Following the sophomore album D-Generation, which took on a bit more of a sing-along, arena fanfare take on the Iron Savior mode of power metal, they took a lengthy hiatus and came back with a much more conservative sound and without Sielck’s assistance, resulting in something a bit rawer and, surprisingly enough, more technical. With the release of their fourth album Dark Future Rising, hailing in the return of Piet Sielck as a guest guitar soloist and mastering collaborator, as well as a move back to this band’s Sci-Fi subjects, it would seem that things have come full circle.
However, despite of the external signs of a return to earlier 2000s form, the end result is actually something more along the lines of a more cleaned up and polished version of what was accomplished on Legend Of Madog, namely something that is far closer to the Running Wild mode of older fashioned power metal, though there has been a slight uptick in Helloween elements, comparatively speaking. The active and heavily present bass work is a predominant feature of this turn, as it resembles the raunchy and occasionally funky character of Markus Grosskopf’s handiwork, and the drum work is also a bit more varied than a typical Iron Savior album.
Then again, while the vocal work continues down the road of greater high range gymnastics and grit, it’s a bit stronger and smoother here than the previous album, and the chorus sections are a bit more layered and geared towards that sort of arena-oriented feel that typified their second album, particularly in the cases of the NWOBHM leaning “Nitehawk” and the Gamma Ray inspired speeder “When They Arise”. Some keyboard and acoustic guitar work has also made its way into the arrangement, though not as heavily emphasized as the meaty riffs and rhythm section.
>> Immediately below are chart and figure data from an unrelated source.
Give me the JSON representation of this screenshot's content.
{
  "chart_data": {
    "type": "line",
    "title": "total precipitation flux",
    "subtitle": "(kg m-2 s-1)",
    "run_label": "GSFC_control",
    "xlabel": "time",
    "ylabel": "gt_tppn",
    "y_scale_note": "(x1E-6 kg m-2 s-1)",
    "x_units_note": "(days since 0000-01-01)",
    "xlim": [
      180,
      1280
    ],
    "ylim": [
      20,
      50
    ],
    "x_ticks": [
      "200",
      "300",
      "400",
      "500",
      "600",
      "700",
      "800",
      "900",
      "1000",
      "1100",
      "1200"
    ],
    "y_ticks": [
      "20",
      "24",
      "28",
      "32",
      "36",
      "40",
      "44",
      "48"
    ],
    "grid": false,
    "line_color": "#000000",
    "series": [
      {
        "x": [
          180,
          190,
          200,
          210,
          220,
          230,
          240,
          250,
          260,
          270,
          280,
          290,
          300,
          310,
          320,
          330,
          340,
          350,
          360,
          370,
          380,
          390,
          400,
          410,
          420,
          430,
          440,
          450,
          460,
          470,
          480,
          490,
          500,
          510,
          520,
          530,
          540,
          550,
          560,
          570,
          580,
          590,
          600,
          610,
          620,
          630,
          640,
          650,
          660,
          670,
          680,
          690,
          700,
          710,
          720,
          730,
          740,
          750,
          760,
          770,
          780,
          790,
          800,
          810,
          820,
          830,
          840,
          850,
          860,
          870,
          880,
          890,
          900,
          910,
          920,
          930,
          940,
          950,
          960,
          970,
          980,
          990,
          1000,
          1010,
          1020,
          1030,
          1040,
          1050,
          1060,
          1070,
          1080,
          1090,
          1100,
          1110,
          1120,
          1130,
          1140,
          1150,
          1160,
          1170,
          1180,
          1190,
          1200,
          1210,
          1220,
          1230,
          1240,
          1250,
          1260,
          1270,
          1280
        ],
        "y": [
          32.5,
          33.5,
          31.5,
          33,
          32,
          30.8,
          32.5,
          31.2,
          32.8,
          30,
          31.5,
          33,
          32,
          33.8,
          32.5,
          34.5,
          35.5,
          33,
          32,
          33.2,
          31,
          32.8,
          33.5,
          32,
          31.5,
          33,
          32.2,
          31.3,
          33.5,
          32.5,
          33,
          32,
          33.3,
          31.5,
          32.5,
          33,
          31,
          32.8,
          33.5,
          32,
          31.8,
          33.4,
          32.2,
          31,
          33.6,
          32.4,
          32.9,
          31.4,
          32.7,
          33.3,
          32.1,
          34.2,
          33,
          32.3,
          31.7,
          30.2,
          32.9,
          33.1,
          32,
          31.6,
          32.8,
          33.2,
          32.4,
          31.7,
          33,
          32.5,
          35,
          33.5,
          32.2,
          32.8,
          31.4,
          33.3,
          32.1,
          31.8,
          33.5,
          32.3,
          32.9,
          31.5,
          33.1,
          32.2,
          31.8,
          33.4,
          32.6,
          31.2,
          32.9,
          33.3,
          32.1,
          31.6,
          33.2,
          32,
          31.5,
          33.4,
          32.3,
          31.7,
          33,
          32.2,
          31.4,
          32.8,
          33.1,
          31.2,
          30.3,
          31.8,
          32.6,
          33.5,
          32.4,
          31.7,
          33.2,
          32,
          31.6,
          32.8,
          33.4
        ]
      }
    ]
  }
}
There is a lot of moving parts to deal with on this album that make it a bit difficult to fully nail down, as while it keeps really close to the Running Wild template, it occasionally moves over into comical territory. This is particularly the case with the funky breakdown section just before the guitar solo on “King Of Fear” and most of “Sword Of Justice”, which occasionally reminds of those fast, fun, but also a bit goofy songs like “Lost In The Future” and “Salvation’s Calling” out of Gamma Ray’s mid to late 90s catalog. It doesn’t quite get to the same level of overt silliness that pops up from time to time on Helloween’s efforts following The Dark Ride, but there are a few moments where one can’t help but wonder if Michael Weikath was using some astral projection abilities to influence the songwriting on here.
Although highly ambitious and very well realized, the lone downside with this album, which also haunted its immediate predecessor Legend Of Madog is that it’s just a tad too long for its own good. The songs themselves are compact and easy to get into, but after a while it feels a bit more like listening to a “best of” compilation than a proper full length album. It’s still a solid addition to any collection that includes classic Gamma Ray, middle era Helloween, Running Wild, Iron Fire and Iron Savior. I guess whether one is sailing the seas on earth or the sky, the music generally sounds pretty similar, which is a credit to a style where limits are few and possibilities are near endless.